El debate sobre las tarifas del transporte barcelonés es de vuelo gallináceo. Se discute sobre lo aportado por el usuario, pero no se contempla el coste global. Y, cuando se hace, se atiende sólo a la suma de lo pagado por el viajero más las aportaciones de las administraciones públicas (aproximadamente, la mitad cada una de las partes). Pero los costes del transporte no se acaban ahí. Y de eso sabe o debiera saber la ciudad de Barcelona, porque tiempo atrás lo tenía en consideración. En estos momentos no se computa como coste ni la accidentalidad ni la contaminación y menos aún la renovación de las infraestructuras: desde los autobuses y convoyes hasta la construcción de túneles y el asfaltado de las calles. Y eso también debiera de ser tenido en cuenta. Máxime con un gobierno municipal que se llena la boca al decir que tiene en mente la lucha contra las causas del cambio climático, aunque luego sus actos no muestren la misma intensidad.
Hoy por hoy, los estudios más serios son los realizados por la universidad alemana de Karlsruhe. Y los datos resultan demoledores. En el conjunto de la Unión Europea, el coste del transporte por carretera supera hasta cinco veces el del tren, si se tienen en cuenta todos los factores. Sin embargo, el tren es más eficiente y más seguro.
A principios de este siglo, sólo la accidentalidad de la carretera en el conjunto de la UE supuso un coste de más de 156.000 millones de euros, frente a los 260 millones de los accidentes relacionados con el ferrocarril. Los diversos análisis llevados a cabo por esa universidad señalan que, a medio y largo plazo, es mucho más barato invertir en transporte público (sobre todo ferroviario, lo que incluye metro y tranvías) que hacerlo en el transporte por carreteras, sea de viajeros, sea de mercancías.
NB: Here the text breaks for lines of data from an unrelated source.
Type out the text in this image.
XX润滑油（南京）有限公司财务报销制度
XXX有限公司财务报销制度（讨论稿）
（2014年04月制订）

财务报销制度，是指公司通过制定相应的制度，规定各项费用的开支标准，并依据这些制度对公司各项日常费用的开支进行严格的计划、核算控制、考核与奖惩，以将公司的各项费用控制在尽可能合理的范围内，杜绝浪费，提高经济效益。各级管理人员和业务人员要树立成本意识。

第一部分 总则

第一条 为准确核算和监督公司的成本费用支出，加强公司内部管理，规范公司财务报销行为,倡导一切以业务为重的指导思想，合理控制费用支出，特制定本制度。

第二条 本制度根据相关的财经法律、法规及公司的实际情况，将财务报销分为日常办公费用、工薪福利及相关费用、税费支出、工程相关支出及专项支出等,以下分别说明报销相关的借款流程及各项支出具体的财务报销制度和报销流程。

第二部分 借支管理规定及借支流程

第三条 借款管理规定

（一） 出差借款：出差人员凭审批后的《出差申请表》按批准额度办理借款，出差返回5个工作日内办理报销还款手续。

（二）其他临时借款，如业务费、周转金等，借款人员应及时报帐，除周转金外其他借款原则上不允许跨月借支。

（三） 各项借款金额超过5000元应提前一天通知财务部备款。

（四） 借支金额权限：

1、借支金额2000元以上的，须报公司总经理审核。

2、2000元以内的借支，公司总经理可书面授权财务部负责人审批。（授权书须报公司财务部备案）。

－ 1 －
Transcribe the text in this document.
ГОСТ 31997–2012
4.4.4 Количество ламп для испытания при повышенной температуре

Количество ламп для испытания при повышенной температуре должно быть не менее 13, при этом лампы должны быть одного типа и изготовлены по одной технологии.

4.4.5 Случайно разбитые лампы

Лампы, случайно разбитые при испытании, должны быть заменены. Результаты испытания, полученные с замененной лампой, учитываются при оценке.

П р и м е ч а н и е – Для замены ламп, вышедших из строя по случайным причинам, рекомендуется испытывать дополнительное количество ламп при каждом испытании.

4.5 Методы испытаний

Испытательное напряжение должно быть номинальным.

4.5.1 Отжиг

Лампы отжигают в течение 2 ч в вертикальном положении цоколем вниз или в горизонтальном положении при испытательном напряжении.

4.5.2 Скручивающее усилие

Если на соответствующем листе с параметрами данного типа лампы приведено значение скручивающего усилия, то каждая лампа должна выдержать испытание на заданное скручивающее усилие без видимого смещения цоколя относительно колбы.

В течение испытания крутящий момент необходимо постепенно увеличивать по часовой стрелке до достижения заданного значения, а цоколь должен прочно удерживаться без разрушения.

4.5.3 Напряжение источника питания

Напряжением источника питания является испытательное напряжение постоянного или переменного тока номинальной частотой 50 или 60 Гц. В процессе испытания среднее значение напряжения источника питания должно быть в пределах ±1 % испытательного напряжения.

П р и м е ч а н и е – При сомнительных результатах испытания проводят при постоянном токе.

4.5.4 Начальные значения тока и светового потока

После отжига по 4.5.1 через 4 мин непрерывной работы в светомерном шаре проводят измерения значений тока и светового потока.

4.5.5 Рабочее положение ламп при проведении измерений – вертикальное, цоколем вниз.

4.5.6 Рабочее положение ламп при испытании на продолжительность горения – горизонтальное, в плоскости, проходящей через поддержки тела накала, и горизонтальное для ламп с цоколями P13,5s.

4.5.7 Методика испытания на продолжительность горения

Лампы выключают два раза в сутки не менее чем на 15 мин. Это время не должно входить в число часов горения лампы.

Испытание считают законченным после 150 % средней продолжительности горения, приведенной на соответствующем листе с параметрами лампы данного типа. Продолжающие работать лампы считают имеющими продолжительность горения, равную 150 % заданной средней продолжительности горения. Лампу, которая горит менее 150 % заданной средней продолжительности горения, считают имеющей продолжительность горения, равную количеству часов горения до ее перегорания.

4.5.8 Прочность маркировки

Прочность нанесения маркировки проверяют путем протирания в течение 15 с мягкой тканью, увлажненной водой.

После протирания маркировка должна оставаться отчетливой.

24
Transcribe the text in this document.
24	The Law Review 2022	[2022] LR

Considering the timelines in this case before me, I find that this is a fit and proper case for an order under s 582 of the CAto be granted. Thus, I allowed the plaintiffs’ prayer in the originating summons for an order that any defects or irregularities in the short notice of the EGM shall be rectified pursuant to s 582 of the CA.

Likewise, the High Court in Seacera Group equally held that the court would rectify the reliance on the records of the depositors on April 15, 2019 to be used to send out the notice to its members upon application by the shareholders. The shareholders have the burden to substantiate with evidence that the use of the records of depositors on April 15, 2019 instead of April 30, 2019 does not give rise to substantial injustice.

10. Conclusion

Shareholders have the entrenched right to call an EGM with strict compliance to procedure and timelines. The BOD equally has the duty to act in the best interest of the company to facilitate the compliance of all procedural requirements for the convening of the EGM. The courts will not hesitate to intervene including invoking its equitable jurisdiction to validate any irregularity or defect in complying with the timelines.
Hasta hace dos días eran pocas las voces que se alzaban defendiendo la necesidad de actuar urgentemente sobre la contaminación causada por el transporte. Hoy, en cambio, muchas administraciones reconocen que es más caro mantener la situación y seguir malgastando el dinero en asfalto que acometer en serio una reducción del vehículo privado, lo que exige necesariamente un fuerte aumento del transporte público. Llegando ¿por qué no? a la gratuidad total de éste.
De momento se están poniendo parches inútiles. Por ejemplo, a iniciativa de la derecha se aprobó la gratuidad para los menores de 12 años que, en principio, no tienen por qué coger el transporte público de forma obligada (se supone que la escuela a la que debe ir un niño es la más próxima; si no lo hace así es por voluntad de los padres, no por necesidad). Además, se aprobó sin más criterio que el de la edad, de modo que beneficia por igual al hijo del pobre que al del rico que no lo necesita en absoluto.
Implantar la gratuidad total del transporte público urbano tiene también ese defecto escasamente redistributivo, salvo que se acompañe de medidas fiscales serias.
Hoy es ya urgente reducir la contaminación en las ciudades, en Barcelona especialmente. La gratuidad aumentaría las aportaciones que deberían realizar Generalitat, Gobierno central y ayuntamientos, pero a medio plazo reduciría en una cantidad mayor las aportaciones de esas mismas administraciones en las inversiones de infraestructuras e incluso en las sanitarias. Sería, por lo tanto, rentable, además de saludable.
Es hora de asumir que el Estado (el conjunto de las administraciones) debe garantizar el derecho a un transporte que no perjudique a la salud de la ciudadanía, del mismo modo que debe garantizar el derecho a la educación y a la asistencia sanitaria. Y, quede para otro día, el derecho a la vivienda.